Gulag-Guantanamo (2)

                      

WASHINGTON ‑ Während US­-Präsident George W. Bush auf seiner Südasienreise große Ziele verfolgte, braute sich im heimischen Washington erneut dunkles Gewölk zusammen. Nach vierjähriger Geheimhaltung musste das US-­Verteidigungsministerium die Namen hunderter Guantanamo‑Häftlinge offen legen. Das Pentagon war auf Grund einer Klage der Nachrichtenagentur The Associated Press (AP) per Gericht dazu verpflichtet worden. "Das ist ein Durchbruch im Bemühen, die Geheimhaltungsstrategie der US­-Regierung zu beenden", erklärte die Menschenrechtsorganisation Human Rights Watch. Washington hatte die Preisgabe der Namen mit dem Argument verweigert, dadurch werde die Privatsphäre der Betroffenen verletzt, sie und ihre Familien würden in Gefahr gebracht.

 

In Bedrängnis geraten dürfte nun aber erst einmal die US‑Regierung, nachdem AP erste Auszüge aus den Verhör‑Protokollen druckte. Beispiele:

 

Der Brite Feroz Ali Abassi beschwerte sich schriftlich, Militärpolizisten hätten vor seinen Augen Sex gehabt, um ihn vom Beten abzulenken. Er versuchte in den Anhörungen zu begründen, warum er als "Kriegsgefangener" und nicht als rechtloser "Feindlicher Kombattant" behandelt werden müsse. Reaktion des US‑Offiziers: "Mr. Abassi, Ihr Verhalten ist inakzeptabel, und dies ist die letzte Warnung an Sie.

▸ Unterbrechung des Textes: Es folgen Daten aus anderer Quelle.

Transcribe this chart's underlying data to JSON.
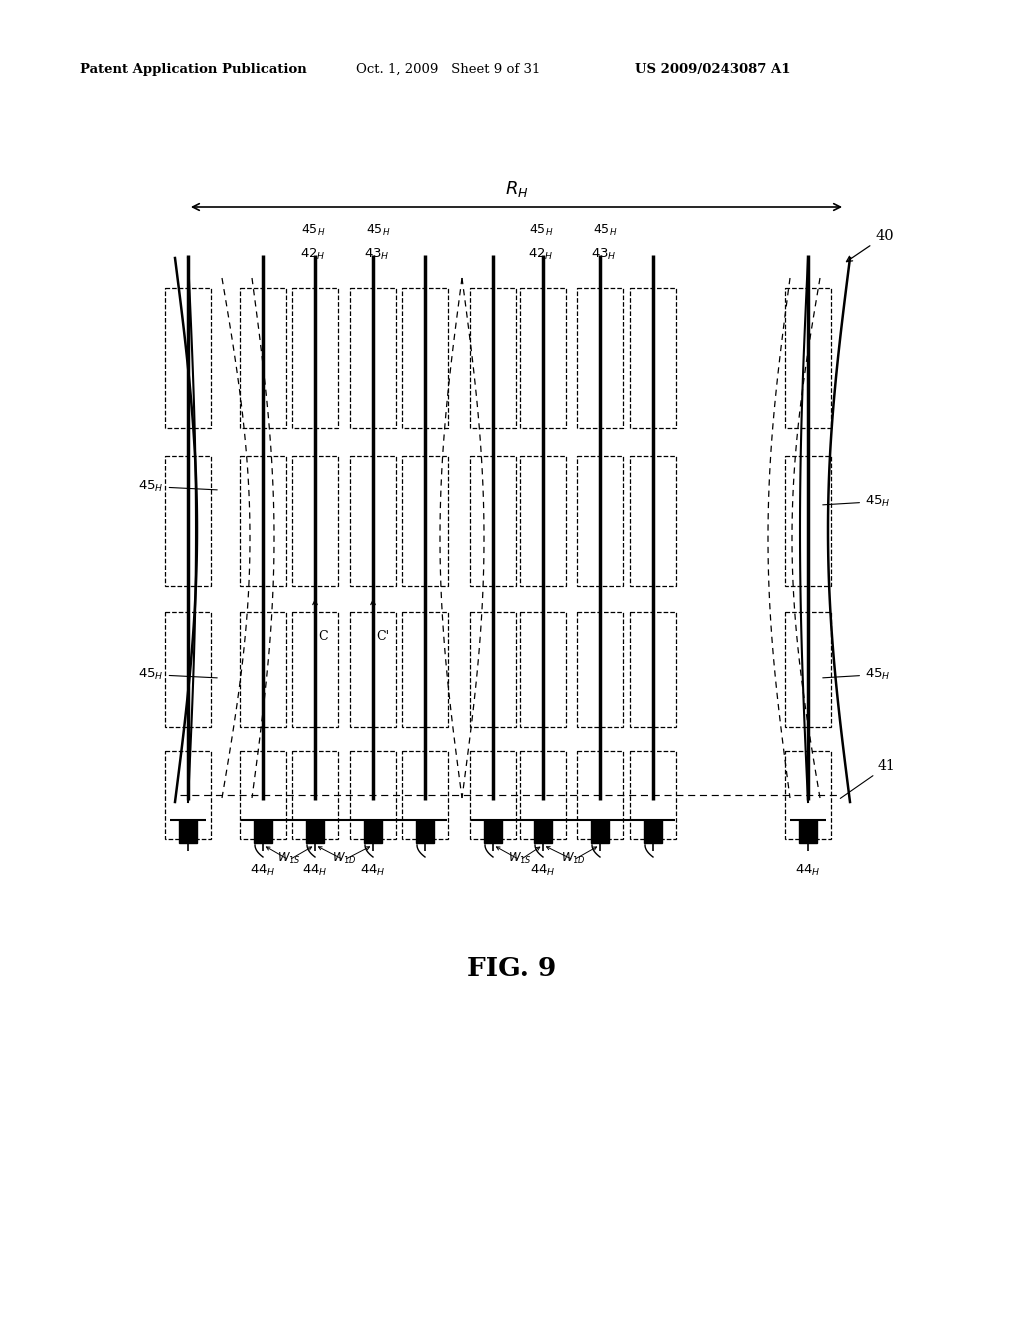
{
  "bg_color": "#ffffff",
  "header_left": "Patent Application Publication",
  "header_mid": "Oct. 1, 2009   Sheet 9 of 31",
  "header_right": "US 2009/0243087 A1",
  "fig_label": "FIG. 9"
}
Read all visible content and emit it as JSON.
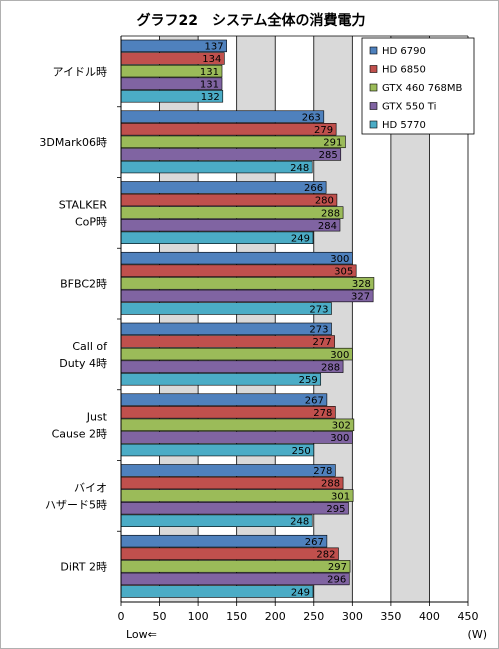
{
  "chart_data": {
    "type": "bar",
    "orientation": "horizontal",
    "title": "グラフ22　システム全体の消費電力",
    "unit_label": "(W)",
    "low_label": "Low⇐",
    "categories": [
      [
        "アイドル時"
      ],
      [
        "3DMark06時"
      ],
      [
        "STALKER",
        "CoP時"
      ],
      [
        "BFBC2時"
      ],
      [
        "Call of",
        "Duty 4時"
      ],
      [
        "Just",
        "Cause 2時"
      ],
      [
        "バイオ",
        "ハザード5時"
      ],
      [
        "DiRT 2時"
      ]
    ],
    "series": [
      {
        "name": "HD 6790",
        "color": "#4f81bd",
        "values": [
          137,
          263,
          266,
          300,
          273,
          267,
          278,
          267
        ]
      },
      {
        "name": "HD 6850",
        "color": "#c0504d",
        "values": [
          134,
          279,
          280,
          305,
          277,
          278,
          288,
          282
        ]
      },
      {
        "name": "GTX 460 768MB",
        "color": "#9bbb59",
        "values": [
          131,
          291,
          288,
          328,
          300,
          302,
          301,
          297
        ]
      },
      {
        "name": "GTX 550 Ti",
        "color": "#8064a2",
        "values": [
          131,
          285,
          284,
          327,
          288,
          300,
          295,
          296
        ]
      },
      {
        "name": "HD 5770",
        "color": "#4bacc6",
        "values": [
          132,
          248,
          249,
          273,
          259,
          250,
          248,
          249
        ]
      }
    ],
    "xlim": [
      0,
      450
    ],
    "xticks": [
      0,
      50,
      100,
      150,
      200,
      250,
      300,
      350,
      400,
      450
    ],
    "grid": true,
    "legend_position": "top-right"
  }
}
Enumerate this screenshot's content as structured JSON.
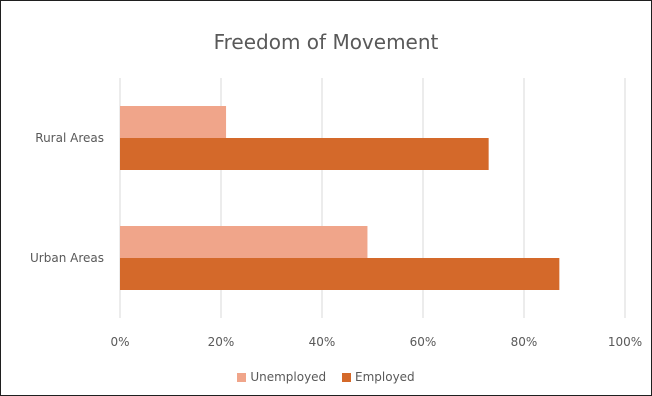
{
  "chart_data": {
    "type": "bar",
    "orientation": "horizontal",
    "title": "Freedom of Movement",
    "categories": [
      "Rural Areas",
      "Urban Areas"
    ],
    "series": [
      {
        "name": "Unemployed",
        "values": [
          21,
          49
        ],
        "color": "#f0a58a"
      },
      {
        "name": "Employed",
        "values": [
          73,
          87
        ],
        "color": "#d4692a"
      }
    ],
    "xlim": [
      0,
      100
    ],
    "x_ticks": [
      "0%",
      "20%",
      "40%",
      "60%",
      "80%",
      "100%"
    ],
    "grid": true,
    "legend_position": "bottom"
  }
}
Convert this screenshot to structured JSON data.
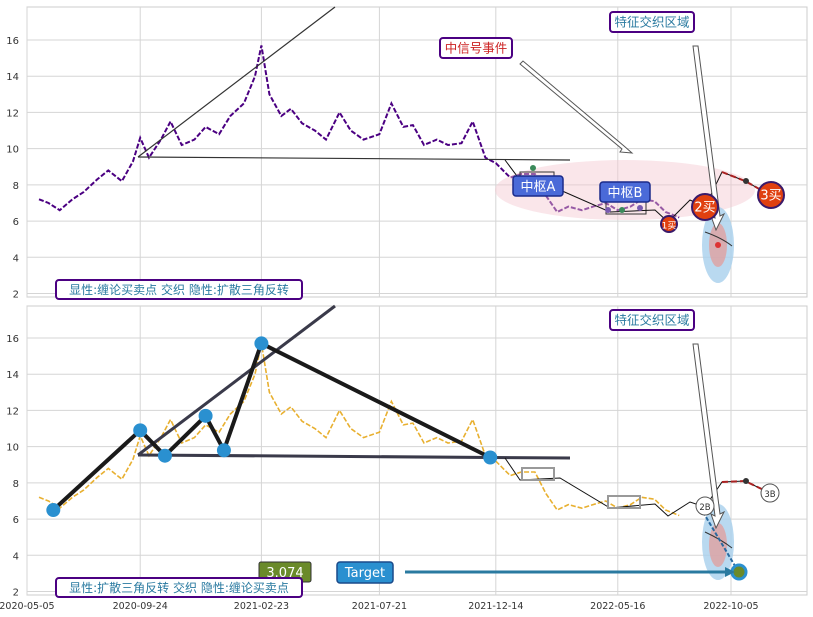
{
  "chart_data": [
    {
      "type": "line",
      "panel": "top",
      "ylim": [
        2,
        17.8
      ],
      "yticks": [
        2,
        4,
        6,
        8,
        10,
        12,
        14,
        16
      ],
      "grid": true,
      "series": [
        {
          "color": "#4b0082",
          "x": [
            "2020-05-20",
            "2020-06-01",
            "2020-06-15",
            "2020-07-01",
            "2020-07-15",
            "2020-08-01",
            "2020-08-15",
            "2020-09-01",
            "2020-09-15",
            "2020-09-24",
            "2020-10-05",
            "2020-10-20",
            "2020-11-01",
            "2020-11-15",
            "2020-12-01",
            "2020-12-15",
            "2021-01-01",
            "2021-01-15",
            "2021-02-01",
            "2021-02-15",
            "2021-02-23",
            "2021-03-05",
            "2021-03-20",
            "2021-04-01",
            "2021-04-15",
            "2021-05-01",
            "2021-05-15",
            "2021-06-01",
            "2021-06-15",
            "2021-07-01",
            "2021-07-21",
            "2021-08-05",
            "2021-08-20",
            "2021-09-01",
            "2021-09-15",
            "2021-10-01",
            "2021-10-15",
            "2021-11-01",
            "2021-11-15",
            "2021-12-01",
            "2021-12-14",
            "2022-01-01",
            "2022-01-15",
            "2022-02-01",
            "2022-02-15",
            "2022-03-01",
            "2022-03-15",
            "2022-04-01",
            "2022-04-15",
            "2022-05-01",
            "2022-05-16",
            "2022-06-01",
            "2022-06-15",
            "2022-07-01",
            "2022-07-15",
            "2022-08-01"
          ],
          "y": [
            7.2,
            7.0,
            6.6,
            7.2,
            7.6,
            8.3,
            8.8,
            8.2,
            9.3,
            10.6,
            9.5,
            10.5,
            11.5,
            10.2,
            10.5,
            11.2,
            10.8,
            11.8,
            12.5,
            14.0,
            15.7,
            13.0,
            11.8,
            12.2,
            11.4,
            11.0,
            10.5,
            12.0,
            11.0,
            10.5,
            10.8,
            12.5,
            11.2,
            11.3,
            10.2,
            10.5,
            10.2,
            10.3,
            11.5,
            9.5,
            9.2,
            8.4,
            8.6,
            8.6,
            7.4,
            6.5,
            6.8,
            6.6,
            6.8,
            7.0,
            6.6,
            6.8,
            7.2,
            7.1,
            6.5,
            6.2
          ]
        }
      ],
      "annotations": [
        "中信号事件",
        "特征交织区域",
        "中枢A",
        "中枢B",
        "1买",
        "2买",
        "3买"
      ],
      "legend_text": "显性:缠论买卖点 交织 隐性:扩散三角反转"
    },
    {
      "type": "line",
      "panel": "bottom",
      "ylim": [
        2,
        17.8
      ],
      "yticks": [
        2,
        4,
        6,
        8,
        10,
        12,
        14,
        16
      ],
      "xticks": [
        "2020-05-05",
        "2020-09-24",
        "2021-02-23",
        "2021-07-21",
        "2021-12-14",
        "2022-05-16",
        "2022-10-05"
      ],
      "grid": true,
      "series": [
        {
          "color": "#e8b030",
          "x": [
            "2020-05-20",
            "2020-06-01",
            "2020-06-15",
            "2020-07-01",
            "2020-07-15",
            "2020-08-01",
            "2020-08-15",
            "2020-09-01",
            "2020-09-15",
            "2020-09-24",
            "2020-10-05",
            "2020-10-20",
            "2020-11-01",
            "2020-11-15",
            "2020-12-01",
            "2020-12-15",
            "2021-01-01",
            "2021-01-15",
            "2021-02-01",
            "2021-02-15",
            "2021-02-23",
            "2021-03-05",
            "2021-03-20",
            "2021-04-01",
            "2021-04-15",
            "2021-05-01",
            "2021-05-15",
            "2021-06-01",
            "2021-06-15",
            "2021-07-01",
            "2021-07-21",
            "2021-08-05",
            "2021-08-20",
            "2021-09-01",
            "2021-09-15",
            "2021-10-01",
            "2021-10-15",
            "2021-11-01",
            "2021-11-15",
            "2021-12-01",
            "2021-12-14",
            "2022-01-01",
            "2022-01-15",
            "2022-02-01",
            "2022-02-15",
            "2022-03-01",
            "2022-03-15",
            "2022-04-01",
            "2022-04-15",
            "2022-05-01",
            "2022-05-16",
            "2022-06-01",
            "2022-06-15",
            "2022-07-01",
            "2022-07-15",
            "2022-08-01"
          ],
          "y": [
            7.2,
            7.0,
            6.6,
            7.2,
            7.6,
            8.3,
            8.8,
            8.2,
            9.3,
            10.6,
            9.5,
            10.5,
            11.5,
            10.2,
            10.5,
            11.2,
            10.8,
            11.8,
            12.5,
            14.0,
            15.7,
            13.0,
            11.8,
            12.2,
            11.4,
            11.0,
            10.5,
            12.0,
            11.0,
            10.5,
            10.8,
            12.5,
            11.2,
            11.3,
            10.2,
            10.5,
            10.2,
            10.3,
            11.5,
            9.5,
            9.2,
            8.4,
            8.6,
            8.6,
            7.4,
            6.5,
            6.8,
            6.6,
            6.8,
            7.0,
            6.6,
            6.8,
            7.2,
            7.1,
            6.5,
            6.2
          ]
        }
      ],
      "pattern_points": [
        {
          "x": "2020-06-07",
          "y": 6.5
        },
        {
          "x": "2020-09-24",
          "y": 10.9
        },
        {
          "x": "2020-10-25",
          "y": 9.5
        },
        {
          "x": "2020-12-15",
          "y": 11.7
        },
        {
          "x": "2021-01-07",
          "y": 9.8
        },
        {
          "x": "2021-02-23",
          "y": 15.7
        },
        {
          "x": "2021-12-07",
          "y": 9.4
        }
      ],
      "target_value": "3.074",
      "target_label": "Target",
      "annotations": [
        "特征交织区域",
        "2B",
        "3B"
      ],
      "legend_text": "显性:扩散三角反转 交织 隐性:缠论买卖点"
    }
  ]
}
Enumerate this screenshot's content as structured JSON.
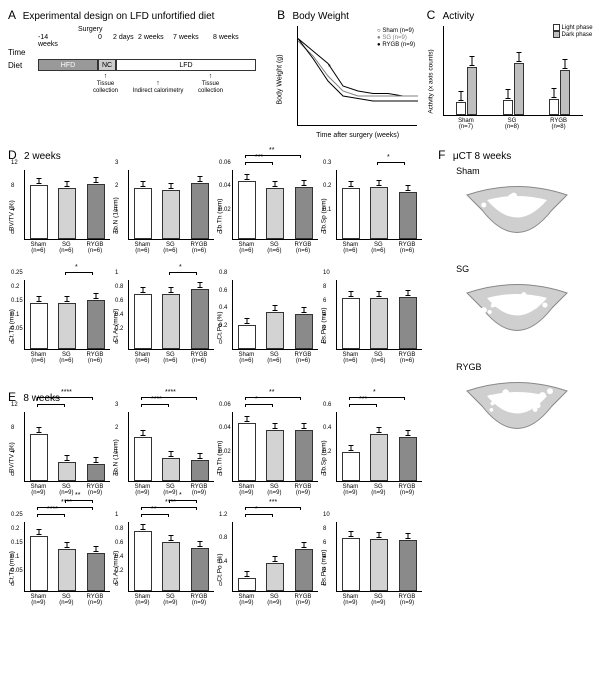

Ich kümmere mich nicht um das Völkerrecht", so das offizielle Protokoll.

 

Viele fühlten sich in den Verhören hilflos: Der Afghane Mohammed Scharif soll als Wächter in einem Taliban‑Lager gedient haben. Er sagt, er sei von den Taliban zur Arbeit gezwungen worden. Aus Angst vor Repressalien gegen seine Familie sei er nicht geflohen. Auf seine Frage nach Beweisen hieß es: "Was könnten Sie möglicherweise getan haben, dass wir entsprechende Fakten entdecken?" "Das ist es ja gerade", erwidert er. "Es gibt keine Fakten, das ist lächerlich. Ich weiß nur die Tatsache, dass es keine Beweise gegen mich gibt."

 

Quelle: Lübecker Nachrichten vom 5./6. März 2006 ("Protokolle rücken das Pentagon in schiefes Licht") - Hervorhebung vom Bearbeiter.